Missouri 16 year old sentenced to 241 years in prison has been released
Standing on the Missouri Capitol steps moments after being released from prison, Bobby Bostic said the first place he planned to visit was his mother’s grave in St. Louis — a city he’d last freely walked in 1995.
“I’m a free man all because of you all who supported me,” Bostic, 43, said Wednesday morning while surrounded by friends and family donning matching sweatshirts that read “Bobby Bostic is Free.”
“While I cannot change what happened so many years ago,” he said, “I will mentor and teach young people to take a different path than I did when I was a young child myself.”
Bostic was imprisoned in 1995 for a crime he committed when he was 16, when he was an accomplice in two armed robberies in St. Louis.
Now-retired St. Louis judge Evelyn Baker sentenced Bostic to 241 years, with the first chance at parole being when Bostic turned 112.
Baker sentenced him to die in prison without giving him an official life sentence.
“Your mandatory date to go in front of the parole board will be the year 2201,” Baker told Bostic at his sentencing date in 1997. “Nobody in this room is going to be alive in the year 2201.”
By sentencing him in this way, Bostic wasn’t protected under a 2010 U.S. Supreme Court ruling that mandated parole hearings for juveniles who’ve been sentenced to life without parole.
Bostic’s case fell into a legal loophole that existed in Missouri and only a few other states. Missouri courts had held that this mandate didn’t apply to juveniles like Bostic, who received a sentence for multiple offenses that added up to life in prison.
All of Bostic’s legal remedies were exhausted by 2018, when his petitions to both the Missouri Supreme Court and U.S. Supreme Court were denied without comment.
But then in 2021, Republican Rep. Nick Schroer of O’Fallon successfully pushed legislation to allow juveniles who have been sentenced to 15 years or more to be eligible for parole after serving 15 years in prison.

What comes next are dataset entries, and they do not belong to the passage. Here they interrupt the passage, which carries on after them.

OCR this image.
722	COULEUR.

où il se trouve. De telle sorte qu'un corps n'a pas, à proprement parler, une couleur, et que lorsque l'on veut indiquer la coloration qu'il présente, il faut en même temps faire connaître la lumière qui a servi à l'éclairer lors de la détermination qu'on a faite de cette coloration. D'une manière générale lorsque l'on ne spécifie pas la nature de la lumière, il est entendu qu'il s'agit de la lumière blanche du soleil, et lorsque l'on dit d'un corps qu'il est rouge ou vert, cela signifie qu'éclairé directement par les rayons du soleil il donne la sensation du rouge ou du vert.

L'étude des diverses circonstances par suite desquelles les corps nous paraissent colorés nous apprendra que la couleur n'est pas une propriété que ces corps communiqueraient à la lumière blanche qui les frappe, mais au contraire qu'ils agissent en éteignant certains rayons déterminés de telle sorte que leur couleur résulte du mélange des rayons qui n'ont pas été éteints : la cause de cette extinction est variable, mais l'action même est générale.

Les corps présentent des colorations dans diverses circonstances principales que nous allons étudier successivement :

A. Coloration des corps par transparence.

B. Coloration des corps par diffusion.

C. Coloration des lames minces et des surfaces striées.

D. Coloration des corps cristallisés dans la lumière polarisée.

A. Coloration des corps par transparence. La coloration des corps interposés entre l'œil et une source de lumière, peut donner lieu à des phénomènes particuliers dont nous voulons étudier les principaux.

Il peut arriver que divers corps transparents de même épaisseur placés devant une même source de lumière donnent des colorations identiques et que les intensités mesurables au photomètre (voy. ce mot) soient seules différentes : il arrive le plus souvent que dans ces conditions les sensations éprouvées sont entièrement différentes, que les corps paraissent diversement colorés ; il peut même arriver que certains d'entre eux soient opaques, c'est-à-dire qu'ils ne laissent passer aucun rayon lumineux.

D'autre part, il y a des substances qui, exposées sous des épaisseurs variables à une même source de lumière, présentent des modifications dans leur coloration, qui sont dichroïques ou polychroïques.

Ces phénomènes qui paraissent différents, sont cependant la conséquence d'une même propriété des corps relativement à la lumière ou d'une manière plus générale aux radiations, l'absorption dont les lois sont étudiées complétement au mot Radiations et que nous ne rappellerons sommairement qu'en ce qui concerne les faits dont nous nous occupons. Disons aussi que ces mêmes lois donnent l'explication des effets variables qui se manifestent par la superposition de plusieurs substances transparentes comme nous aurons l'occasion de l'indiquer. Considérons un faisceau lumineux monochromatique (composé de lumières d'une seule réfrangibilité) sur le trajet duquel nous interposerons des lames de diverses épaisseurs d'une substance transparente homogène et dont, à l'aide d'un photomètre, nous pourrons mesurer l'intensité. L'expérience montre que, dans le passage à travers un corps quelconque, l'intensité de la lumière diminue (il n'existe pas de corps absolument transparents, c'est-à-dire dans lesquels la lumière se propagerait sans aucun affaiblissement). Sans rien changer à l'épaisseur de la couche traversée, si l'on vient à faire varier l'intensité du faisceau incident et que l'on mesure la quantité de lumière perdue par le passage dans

Bostic is one of about 100 people who got a new chance at parole after the law passed.
Tony Rothert, director of integrated advocacy for the ACLU of Missouri, said Bostic’s experience is part of a broader trend in Missouri of imposing harsh discipline on young children with few possibilities for redemption.
“We might ask: Has the system worked now? Bobby is free,” Rothert said at the press conference Wednesday. “But it hasn’t.”
Baker, who came to regret how she handled the case in 1995, became one of Bostic’s biggest allies, appearing as his advocate in front of the parole board last year.
“Bobby should’ve had a chance,” Baker said Wednesday, explaining that only after she sentenced him did she learn that teenagers’ brains aren’t fully developed.
“I had no awareness at that time that Bobby, by being certified to be tried as an adult, did not become an adult,” Baker said. “He was still a 16-year-old boy.”
Baker added: “I’ve never seen Bobby free. I feel like I could float.”
On Dec. 12, 1995, Bostic and then 18-year-old Donald Hutson robbed a group of six people at gunpoint who were delivering Christmas gifts to a needy family in St. Louis, according to the ACLU’s 2017 petition to the U.S. Supreme Court.
During the robbery, two people were shot at. One received a tetanus shot because the gunshot grazed his skin. The other testified that he was not injured at all.
After the robbery, Bostic and Hutson forced a woman into her car and drove off. They robbed her and then, at Bostic’s insistence, let her go, the petition states.
Then, Bostic and Hutson threw their guns in the river and used the money to buy marijuana. Bostic was pulled over by the police and ultimately charged with 18 felonies.
Although no one was seriously injured in the robberies, Baker said Bostic “didn’t express any remorse,” remembering the sentencing hearing.
Baker was among 26 former judges, prosecutors and law enforcement officials who asked the U.S. Supreme Court in 2017 to intervene in his case.
Baker signed the amici curiae brief asking that the Supreme Court apply its 2010 decision in Graham v. Florida to Bostic’s case.
In that ruling, the court ruled it is unconstitutional to sentence a juvenile to life without the possibility of parole for non-homicide crimes.
In 2020, Baker visited Bostic in prison.
She heard how he grew up in extreme poverty and was introduced to alcohol and drugs at a very young age. Gun violence was a daily reality.
He had few opportunities to thrive as a child, Baker said, and it’s what led him to the crime that landed him in prison.
“He stands in front of you today a kind, loving and caring man,” Baker said Wednesday. “I think this should have happened 10 years ago or more. But I’m glad it happened. Bobby will make this world a much better place.”
Bostic said he plans on taking things “one day at a time,” doing things he never had the chance to do — like learn to drive, use the internet and talk on a cell phone for the first time.
On Wednesday, he returned home to St. Louis.
“It’s perfect because I know St. Louis,” he said, “But I’ve got to relearn it.”